The proposed facility will have a production capacity of up to 1.6 million tonnes of urea and 7,60,000 tonnes of diesel diesel exhaust fluid (DEF), it said.
The estimated project cost of USD 1.6 billion is based on the most recent feasibility study.
La Coop fédérée, an agri-food organisation in Quebec that is one of the project shareholders, has agreed to purchase some 5,00,000 tonnes of urea a year for distribution across the province, Canada and several US states, it added.
"I am extremely happy and satisfied over the development...The plant is scheduled for commissioning by 2017," IFFCO Chairman and Managing Director U S Awasthi said.
The cooperative will now focus on the development and construction of the facility, he said.

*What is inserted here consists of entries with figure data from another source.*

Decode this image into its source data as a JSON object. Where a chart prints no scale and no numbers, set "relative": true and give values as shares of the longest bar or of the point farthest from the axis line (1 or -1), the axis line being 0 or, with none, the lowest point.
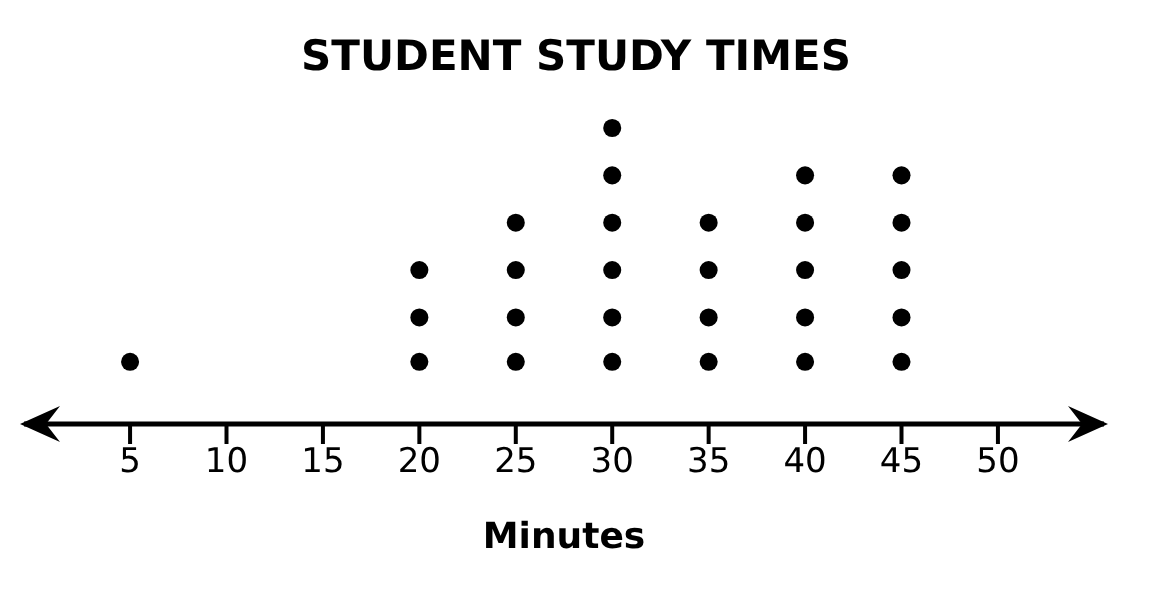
{
  "chart_data": {
    "type": "scatter",
    "title": "STUDENT STUDY TIMES",
    "xlabel": "Minutes",
    "x": [
      5,
      20,
      20,
      20,
      25,
      25,
      25,
      25,
      30,
      30,
      30,
      30,
      30,
      30,
      35,
      35,
      35,
      35,
      40,
      40,
      40,
      40,
      40,
      45,
      45,
      45,
      45,
      45
    ],
    "values": [
      0.21,
      0.21,
      0.36,
      0.52,
      0.21,
      0.36,
      0.52,
      0.68,
      0.21,
      0.36,
      0.52,
      0.68,
      0.84,
      1,
      0.21,
      0.36,
      0.52,
      0.68,
      0.21,
      0.36,
      0.52,
      0.68,
      0.84,
      0.21,
      0.36,
      0.52,
      0.68,
      0.84
    ],
    "relative": true,
    "color": "#000000",
    "marker": "circle",
    "xlim": [
      -0.5,
      55.5
    ],
    "xticks": [
      5,
      10,
      15,
      20,
      25,
      30,
      35,
      40,
      45,
      50
    ],
    "tick_labels": "x",
    "grid": false,
    "legend": false
  }
}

"We will try our best to protect the environment by controlling air, water and soil quality of the area as we have done and shown in India by successfully running the oldest ammonia-urea plant at Kalol, Gujarat," Awasthi said.

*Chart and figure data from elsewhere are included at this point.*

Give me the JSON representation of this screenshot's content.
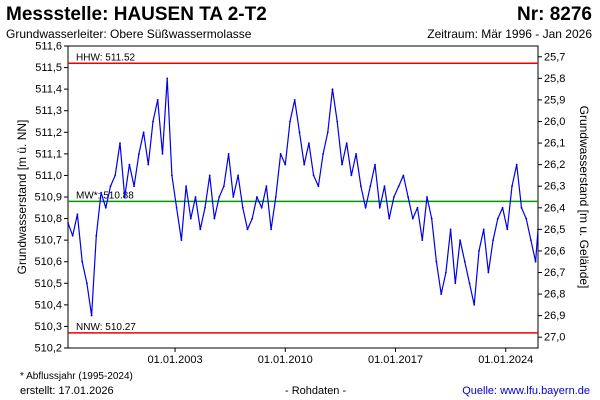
{
  "header": {
    "title": "Messstelle: HAUSEN TA 2-T2",
    "number": "Nr: 8276",
    "aquifer": "Grundwasserleiter:   Obere Süßwassermolasse",
    "period": "Zeitraum: Mär 1996 - Jan 2026"
  },
  "footer": {
    "note": "* Abflussjahr (1995-2024)",
    "created": "erstellt:  17.01.2026",
    "raw": "- Rohdaten -",
    "source": "Quelle:  www.lfu.bayern.de"
  },
  "colors": {
    "series": "#0000ee",
    "extreme": "#ee0000",
    "mean": "#009900",
    "source": "#0000cc"
  },
  "chart_data": {
    "type": "line",
    "title": "",
    "xlabel": "",
    "ylabel": "Grundwasserstand [m ü. NN]",
    "ylabel_right": "Grundwasserstand [m u. Gelände]",
    "ylim": [
      510.2,
      511.6
    ],
    "ylim_right": [
      27.05,
      25.65
    ],
    "xlim": [
      1996.2,
      2026.05
    ],
    "grid": false,
    "y_ticks": [
      "511,6",
      "511,5",
      "511,4",
      "511,3",
      "511,2",
      "511,1",
      "511,0",
      "510,9",
      "510,8",
      "510,7",
      "510,6",
      "510,5",
      "510,4",
      "510,3",
      "510,2"
    ],
    "y_ticks_right": [
      "25,7",
      "25,8",
      "25,9",
      "26,0",
      "26,1",
      "26,2",
      "26,3",
      "26,4",
      "26,5",
      "26,6",
      "26,7",
      "26,8",
      "26,9",
      "27,0"
    ],
    "x_ticks": [
      {
        "label": "01.01.2003",
        "x": 2003.0
      },
      {
        "label": "01.01.2010",
        "x": 2010.0
      },
      {
        "label": "01.01.2017",
        "x": 2017.0
      },
      {
        "label": "01.01.2024",
        "x": 2024.0
      }
    ],
    "reference_lines": [
      {
        "name": "HHW",
        "label": "HHW: 511.52",
        "y": 511.52,
        "color": "#ee0000"
      },
      {
        "name": "MW",
        "label": "MW*: 510.88",
        "y": 510.88,
        "color": "#009900"
      },
      {
        "name": "NNW",
        "label": "NNW: 510.27",
        "y": 510.27,
        "color": "#ee0000"
      }
    ],
    "series": [
      {
        "x": [
          1996.2,
          1996.5,
          1996.8,
          1997.1,
          1997.4,
          1997.7,
          1998.0,
          1998.3,
          1998.6,
          1998.9,
          1999.2,
          1999.5,
          1999.8,
          2000.1,
          2000.4,
          2000.7,
          2001.0,
          2001.3,
          2001.6,
          2001.9,
          2002.2,
          2002.5,
          2002.8,
          2003.1,
          2003.4,
          2003.7,
          2004.0,
          2004.3,
          2004.6,
          2004.9,
          2005.2,
          2005.5,
          2005.8,
          2006.1,
          2006.4,
          2006.7,
          2007.0,
          2007.3,
          2007.6,
          2007.9,
          2008.2,
          2008.5,
          2008.8,
          2009.1,
          2009.4,
          2009.7,
          2010.0,
          2010.3,
          2010.6,
          2010.9,
          2011.2,
          2011.5,
          2011.8,
          2012.1,
          2012.4,
          2012.7,
          2013.0,
          2013.3,
          2013.6,
          2013.9,
          2014.2,
          2014.5,
          2014.8,
          2015.1,
          2015.4,
          2015.7,
          2016.0,
          2016.3,
          2016.6,
          2016.9,
          2017.2,
          2017.5,
          2017.8,
          2018.1,
          2018.4,
          2018.7,
          2019.0,
          2019.3,
          2019.6,
          2019.9,
          2020.2,
          2020.5,
          2020.8,
          2021.1,
          2021.4,
          2021.7,
          2022.0,
          2022.3,
          2022.6,
          2022.9,
          2023.2,
          2023.5,
          2023.8,
          2024.1,
          2024.4,
          2024.7,
          2025.0,
          2025.3,
          2025.6,
          2025.9,
          2026.05
        ],
        "y": [
          510.78,
          510.72,
          510.82,
          510.6,
          510.5,
          510.35,
          510.72,
          510.92,
          510.85,
          510.95,
          511.0,
          511.15,
          510.9,
          511.05,
          510.95,
          511.1,
          511.2,
          511.05,
          511.25,
          511.35,
          511.1,
          511.45,
          511.0,
          510.85,
          510.7,
          510.95,
          510.8,
          510.9,
          510.75,
          510.85,
          511.0,
          510.8,
          510.9,
          510.95,
          511.1,
          510.9,
          511.0,
          510.85,
          510.75,
          510.8,
          510.9,
          510.85,
          510.95,
          510.75,
          510.9,
          511.1,
          511.05,
          511.25,
          511.35,
          511.2,
          511.05,
          511.15,
          511.0,
          510.95,
          511.1,
          511.2,
          511.4,
          511.25,
          511.05,
          511.15,
          511.0,
          511.1,
          510.95,
          510.85,
          510.95,
          511.05,
          510.85,
          510.95,
          510.8,
          510.9,
          510.95,
          511.0,
          510.9,
          510.8,
          510.85,
          510.7,
          510.9,
          510.8,
          510.6,
          510.45,
          510.55,
          510.75,
          510.5,
          510.7,
          510.6,
          510.5,
          510.4,
          510.65,
          510.75,
          510.55,
          510.7,
          510.8,
          510.85,
          510.75,
          510.95,
          511.05,
          510.85,
          510.8,
          510.7,
          510.6,
          510.75
        ]
      }
    ]
  }
}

IFFCO Canada CEO Manish Gupta said, "Our focus now is on project financing which, once finalised, will pave the way for construction of the industrial complex to commence."
In January 2013, IFFCO's Canadian subsidiary acquired the land for the plant. The site is at Bécancour Port and Industrial Park, which provides access via land, rail and water to markets across North America.
The deep-water port will also facilitate exports, especially to markets in Europe. Quebec province, Canada's largest, is located in the east-central region of the country.